X is a normally distributed random variable with mean 85 and standard deviation 17. What is the probability that X is less than 55?
You're given that X~N(85, 17), and need to find P(X<55).
If you're doing this by a TI-83 or TI-84, you do normalcdf(-1E99, 55, 85, 17) to arrive at an answer of 0.0388. (Remember that -1E99 is a simulation of negative infinity used for these "less than" problems.)

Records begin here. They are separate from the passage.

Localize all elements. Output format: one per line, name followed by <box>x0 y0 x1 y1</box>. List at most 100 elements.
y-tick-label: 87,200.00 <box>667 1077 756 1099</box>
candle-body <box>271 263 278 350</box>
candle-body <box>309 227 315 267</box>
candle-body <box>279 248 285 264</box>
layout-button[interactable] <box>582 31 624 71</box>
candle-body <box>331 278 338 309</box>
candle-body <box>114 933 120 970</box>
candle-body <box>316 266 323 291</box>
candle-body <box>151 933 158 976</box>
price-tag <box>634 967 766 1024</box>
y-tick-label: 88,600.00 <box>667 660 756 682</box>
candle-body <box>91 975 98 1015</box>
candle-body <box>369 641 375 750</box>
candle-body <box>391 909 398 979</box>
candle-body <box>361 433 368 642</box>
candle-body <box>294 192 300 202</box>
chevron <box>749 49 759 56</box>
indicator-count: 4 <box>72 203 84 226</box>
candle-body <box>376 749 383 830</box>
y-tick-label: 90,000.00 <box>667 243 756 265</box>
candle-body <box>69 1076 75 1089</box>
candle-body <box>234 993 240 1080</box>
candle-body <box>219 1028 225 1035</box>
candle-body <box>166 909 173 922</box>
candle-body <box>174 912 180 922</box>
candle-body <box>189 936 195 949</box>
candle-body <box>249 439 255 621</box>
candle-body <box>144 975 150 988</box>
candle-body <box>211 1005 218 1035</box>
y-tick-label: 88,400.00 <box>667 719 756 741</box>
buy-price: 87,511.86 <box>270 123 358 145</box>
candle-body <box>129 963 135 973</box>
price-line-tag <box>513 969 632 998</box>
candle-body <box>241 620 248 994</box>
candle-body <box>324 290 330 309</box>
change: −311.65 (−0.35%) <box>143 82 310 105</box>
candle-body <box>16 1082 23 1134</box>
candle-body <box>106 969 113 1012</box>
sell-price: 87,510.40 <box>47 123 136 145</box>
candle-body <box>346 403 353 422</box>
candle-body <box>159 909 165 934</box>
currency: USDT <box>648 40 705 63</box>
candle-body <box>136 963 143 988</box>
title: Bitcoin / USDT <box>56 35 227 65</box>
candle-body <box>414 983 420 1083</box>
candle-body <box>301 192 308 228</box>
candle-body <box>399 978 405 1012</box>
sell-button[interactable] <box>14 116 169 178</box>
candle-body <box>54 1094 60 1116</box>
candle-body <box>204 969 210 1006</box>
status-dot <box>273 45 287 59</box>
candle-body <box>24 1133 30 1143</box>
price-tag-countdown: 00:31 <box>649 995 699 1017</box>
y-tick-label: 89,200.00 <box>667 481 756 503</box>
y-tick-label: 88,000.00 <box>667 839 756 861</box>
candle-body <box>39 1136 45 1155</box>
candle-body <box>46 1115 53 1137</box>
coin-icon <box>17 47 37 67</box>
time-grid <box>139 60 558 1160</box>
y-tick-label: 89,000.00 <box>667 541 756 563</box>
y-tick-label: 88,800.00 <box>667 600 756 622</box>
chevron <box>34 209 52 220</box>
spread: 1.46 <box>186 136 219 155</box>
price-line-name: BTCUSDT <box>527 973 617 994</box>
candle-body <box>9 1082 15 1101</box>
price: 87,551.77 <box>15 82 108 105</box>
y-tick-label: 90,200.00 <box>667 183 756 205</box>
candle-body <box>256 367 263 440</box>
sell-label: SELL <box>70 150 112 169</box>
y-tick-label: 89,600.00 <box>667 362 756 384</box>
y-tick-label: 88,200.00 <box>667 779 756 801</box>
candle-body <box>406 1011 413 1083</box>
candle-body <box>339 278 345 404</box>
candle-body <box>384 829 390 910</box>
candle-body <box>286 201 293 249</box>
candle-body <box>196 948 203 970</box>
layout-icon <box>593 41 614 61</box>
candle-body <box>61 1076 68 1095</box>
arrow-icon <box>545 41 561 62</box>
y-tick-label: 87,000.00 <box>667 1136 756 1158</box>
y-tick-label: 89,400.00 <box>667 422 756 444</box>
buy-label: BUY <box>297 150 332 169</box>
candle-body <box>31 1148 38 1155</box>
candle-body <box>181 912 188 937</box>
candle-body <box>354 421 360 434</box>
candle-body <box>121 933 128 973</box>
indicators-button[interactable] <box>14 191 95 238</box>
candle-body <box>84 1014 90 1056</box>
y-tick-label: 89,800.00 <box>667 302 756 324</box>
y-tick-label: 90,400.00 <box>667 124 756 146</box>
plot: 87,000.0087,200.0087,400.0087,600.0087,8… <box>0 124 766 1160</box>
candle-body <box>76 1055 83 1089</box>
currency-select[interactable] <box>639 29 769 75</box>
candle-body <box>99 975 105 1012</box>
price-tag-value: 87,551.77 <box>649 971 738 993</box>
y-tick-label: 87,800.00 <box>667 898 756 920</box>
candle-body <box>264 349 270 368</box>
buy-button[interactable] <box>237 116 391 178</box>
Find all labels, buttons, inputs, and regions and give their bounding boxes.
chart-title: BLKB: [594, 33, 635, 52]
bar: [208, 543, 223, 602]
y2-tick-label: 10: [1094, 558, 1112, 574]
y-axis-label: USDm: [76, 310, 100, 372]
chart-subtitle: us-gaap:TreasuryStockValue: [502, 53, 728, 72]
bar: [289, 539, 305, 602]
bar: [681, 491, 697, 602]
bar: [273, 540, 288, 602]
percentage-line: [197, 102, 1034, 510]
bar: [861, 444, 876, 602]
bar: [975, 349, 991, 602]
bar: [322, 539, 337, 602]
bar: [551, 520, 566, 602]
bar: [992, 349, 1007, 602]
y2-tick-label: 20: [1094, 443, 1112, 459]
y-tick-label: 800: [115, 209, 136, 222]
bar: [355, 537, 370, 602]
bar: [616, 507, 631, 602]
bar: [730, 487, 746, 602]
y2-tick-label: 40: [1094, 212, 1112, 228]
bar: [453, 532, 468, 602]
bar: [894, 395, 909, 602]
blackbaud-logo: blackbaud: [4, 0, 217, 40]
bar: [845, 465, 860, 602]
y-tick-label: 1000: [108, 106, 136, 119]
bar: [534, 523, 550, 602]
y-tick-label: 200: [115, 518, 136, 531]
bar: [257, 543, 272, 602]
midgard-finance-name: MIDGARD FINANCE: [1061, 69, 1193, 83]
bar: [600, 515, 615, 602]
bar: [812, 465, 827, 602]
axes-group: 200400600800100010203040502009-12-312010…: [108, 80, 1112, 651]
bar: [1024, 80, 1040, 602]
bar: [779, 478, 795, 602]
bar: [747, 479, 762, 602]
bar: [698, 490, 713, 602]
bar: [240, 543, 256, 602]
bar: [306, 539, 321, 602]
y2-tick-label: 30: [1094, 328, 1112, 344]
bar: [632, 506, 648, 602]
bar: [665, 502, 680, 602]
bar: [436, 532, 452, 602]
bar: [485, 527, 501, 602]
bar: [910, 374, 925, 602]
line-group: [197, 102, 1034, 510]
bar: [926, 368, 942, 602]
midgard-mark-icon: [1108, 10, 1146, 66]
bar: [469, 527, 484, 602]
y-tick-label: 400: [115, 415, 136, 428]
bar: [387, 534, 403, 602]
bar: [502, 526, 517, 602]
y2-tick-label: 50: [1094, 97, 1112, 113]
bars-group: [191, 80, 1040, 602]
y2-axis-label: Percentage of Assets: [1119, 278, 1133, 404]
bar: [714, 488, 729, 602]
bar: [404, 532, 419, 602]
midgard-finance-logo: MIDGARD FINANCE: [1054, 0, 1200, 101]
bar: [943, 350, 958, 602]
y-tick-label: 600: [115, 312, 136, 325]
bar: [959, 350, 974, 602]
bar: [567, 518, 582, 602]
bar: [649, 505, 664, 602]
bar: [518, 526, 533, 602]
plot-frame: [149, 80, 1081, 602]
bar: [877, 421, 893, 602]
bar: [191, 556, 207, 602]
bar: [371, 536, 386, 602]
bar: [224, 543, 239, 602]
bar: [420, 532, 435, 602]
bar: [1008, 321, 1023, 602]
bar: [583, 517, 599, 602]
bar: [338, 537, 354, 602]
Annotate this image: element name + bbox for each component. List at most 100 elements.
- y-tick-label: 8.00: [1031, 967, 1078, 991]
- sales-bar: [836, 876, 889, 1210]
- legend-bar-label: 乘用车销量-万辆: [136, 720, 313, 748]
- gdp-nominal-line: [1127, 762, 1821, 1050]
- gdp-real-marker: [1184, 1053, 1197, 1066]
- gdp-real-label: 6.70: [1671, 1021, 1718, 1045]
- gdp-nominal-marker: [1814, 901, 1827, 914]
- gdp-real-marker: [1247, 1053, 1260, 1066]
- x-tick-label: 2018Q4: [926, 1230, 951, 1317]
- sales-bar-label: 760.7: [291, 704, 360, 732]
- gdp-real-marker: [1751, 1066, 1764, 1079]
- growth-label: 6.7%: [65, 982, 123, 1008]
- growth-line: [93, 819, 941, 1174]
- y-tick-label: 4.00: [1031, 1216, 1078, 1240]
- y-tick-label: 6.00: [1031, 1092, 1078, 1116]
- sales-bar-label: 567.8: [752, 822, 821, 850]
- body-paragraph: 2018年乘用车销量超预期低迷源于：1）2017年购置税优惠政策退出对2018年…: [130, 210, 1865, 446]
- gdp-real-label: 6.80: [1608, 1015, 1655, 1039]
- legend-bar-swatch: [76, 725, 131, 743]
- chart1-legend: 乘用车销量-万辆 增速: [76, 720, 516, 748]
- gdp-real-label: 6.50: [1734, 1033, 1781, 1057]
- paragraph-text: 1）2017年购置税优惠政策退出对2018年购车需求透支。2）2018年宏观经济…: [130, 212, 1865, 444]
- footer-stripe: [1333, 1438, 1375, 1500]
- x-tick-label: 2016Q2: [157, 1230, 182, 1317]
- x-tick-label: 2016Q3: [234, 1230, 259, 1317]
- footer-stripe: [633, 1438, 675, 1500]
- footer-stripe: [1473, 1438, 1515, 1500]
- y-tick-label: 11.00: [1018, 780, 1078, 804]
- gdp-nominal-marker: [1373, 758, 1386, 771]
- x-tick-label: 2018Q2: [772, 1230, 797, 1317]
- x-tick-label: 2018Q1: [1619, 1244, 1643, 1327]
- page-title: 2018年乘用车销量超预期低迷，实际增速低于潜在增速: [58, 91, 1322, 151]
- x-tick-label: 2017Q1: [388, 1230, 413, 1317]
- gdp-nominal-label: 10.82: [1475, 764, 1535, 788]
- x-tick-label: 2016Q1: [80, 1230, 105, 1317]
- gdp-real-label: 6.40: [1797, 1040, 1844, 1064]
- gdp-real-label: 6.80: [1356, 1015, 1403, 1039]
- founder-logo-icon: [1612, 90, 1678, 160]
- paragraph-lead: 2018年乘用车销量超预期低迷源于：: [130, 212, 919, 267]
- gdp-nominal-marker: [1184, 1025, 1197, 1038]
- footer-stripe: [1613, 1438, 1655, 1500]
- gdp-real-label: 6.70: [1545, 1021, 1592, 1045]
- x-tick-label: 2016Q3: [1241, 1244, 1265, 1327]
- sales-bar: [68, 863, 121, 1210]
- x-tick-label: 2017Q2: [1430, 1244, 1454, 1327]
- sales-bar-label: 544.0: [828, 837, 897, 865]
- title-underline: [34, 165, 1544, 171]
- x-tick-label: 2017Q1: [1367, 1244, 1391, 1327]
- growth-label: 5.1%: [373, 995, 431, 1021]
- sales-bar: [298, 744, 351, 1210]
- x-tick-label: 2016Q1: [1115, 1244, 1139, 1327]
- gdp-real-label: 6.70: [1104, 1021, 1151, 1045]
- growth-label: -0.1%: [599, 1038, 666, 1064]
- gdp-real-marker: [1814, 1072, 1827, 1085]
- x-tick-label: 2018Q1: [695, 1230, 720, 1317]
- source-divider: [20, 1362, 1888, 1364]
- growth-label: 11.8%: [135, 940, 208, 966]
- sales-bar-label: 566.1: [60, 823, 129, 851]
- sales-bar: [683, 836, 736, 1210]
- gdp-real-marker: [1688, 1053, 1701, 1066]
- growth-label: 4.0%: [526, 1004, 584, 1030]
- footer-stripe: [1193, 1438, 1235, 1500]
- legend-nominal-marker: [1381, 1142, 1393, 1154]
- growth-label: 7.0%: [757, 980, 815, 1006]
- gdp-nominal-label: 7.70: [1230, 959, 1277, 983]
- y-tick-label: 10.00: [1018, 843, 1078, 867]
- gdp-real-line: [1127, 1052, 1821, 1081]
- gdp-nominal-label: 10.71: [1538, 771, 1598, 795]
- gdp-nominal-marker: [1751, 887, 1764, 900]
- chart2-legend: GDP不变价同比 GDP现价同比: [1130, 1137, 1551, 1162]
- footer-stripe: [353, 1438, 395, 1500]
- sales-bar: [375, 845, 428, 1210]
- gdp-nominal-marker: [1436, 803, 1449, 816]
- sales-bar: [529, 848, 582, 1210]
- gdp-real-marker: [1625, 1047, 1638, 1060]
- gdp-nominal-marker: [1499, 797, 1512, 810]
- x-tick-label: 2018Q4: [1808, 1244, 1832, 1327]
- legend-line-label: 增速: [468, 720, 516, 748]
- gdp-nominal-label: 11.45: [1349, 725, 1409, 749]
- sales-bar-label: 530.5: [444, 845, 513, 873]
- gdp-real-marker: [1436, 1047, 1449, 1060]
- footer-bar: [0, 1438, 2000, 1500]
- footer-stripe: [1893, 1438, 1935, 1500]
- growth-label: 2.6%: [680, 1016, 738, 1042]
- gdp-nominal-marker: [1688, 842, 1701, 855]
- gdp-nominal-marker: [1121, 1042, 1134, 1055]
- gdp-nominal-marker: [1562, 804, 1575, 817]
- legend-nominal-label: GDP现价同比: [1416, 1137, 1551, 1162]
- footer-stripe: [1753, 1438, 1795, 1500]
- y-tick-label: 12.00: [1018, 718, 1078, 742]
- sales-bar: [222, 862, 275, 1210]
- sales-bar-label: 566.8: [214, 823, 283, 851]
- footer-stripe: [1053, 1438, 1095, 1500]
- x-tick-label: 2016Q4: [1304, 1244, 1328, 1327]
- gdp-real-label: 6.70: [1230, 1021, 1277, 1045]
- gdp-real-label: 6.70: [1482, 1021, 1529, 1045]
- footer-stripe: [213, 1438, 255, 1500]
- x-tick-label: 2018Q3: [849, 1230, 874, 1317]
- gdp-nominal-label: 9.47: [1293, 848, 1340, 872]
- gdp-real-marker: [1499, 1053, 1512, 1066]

If you do this by hand, however, you'll need a z-table which operates on a standard normal distribution, N(0,1). However, your X is N(85,17), so you need to standardize it with a z score!
z = (x - mu) / sd
z = (55 - 85) / 17
z = -1.76
I rounded to two decimal places since most z-tables accommodate z-scores rounded to two-decimal places. Since this score is negative, this is a score below average, and your answer is below 0.5. If your z-table is in two pages, look at the first page with the negative z-scores. Look in the -1.7 row and the 0.06 column. This row and this column intersect at 0.0392, you answer.
Of course, the calculator is more accurate than a z-table because the z-table can only hold so much printed information. Manually, your answer is 0.0392, and by calculator, your answer is 0.0388. It seems that your answer choices were found by table, because the only option that makes sense of those four is 0.0388, or B.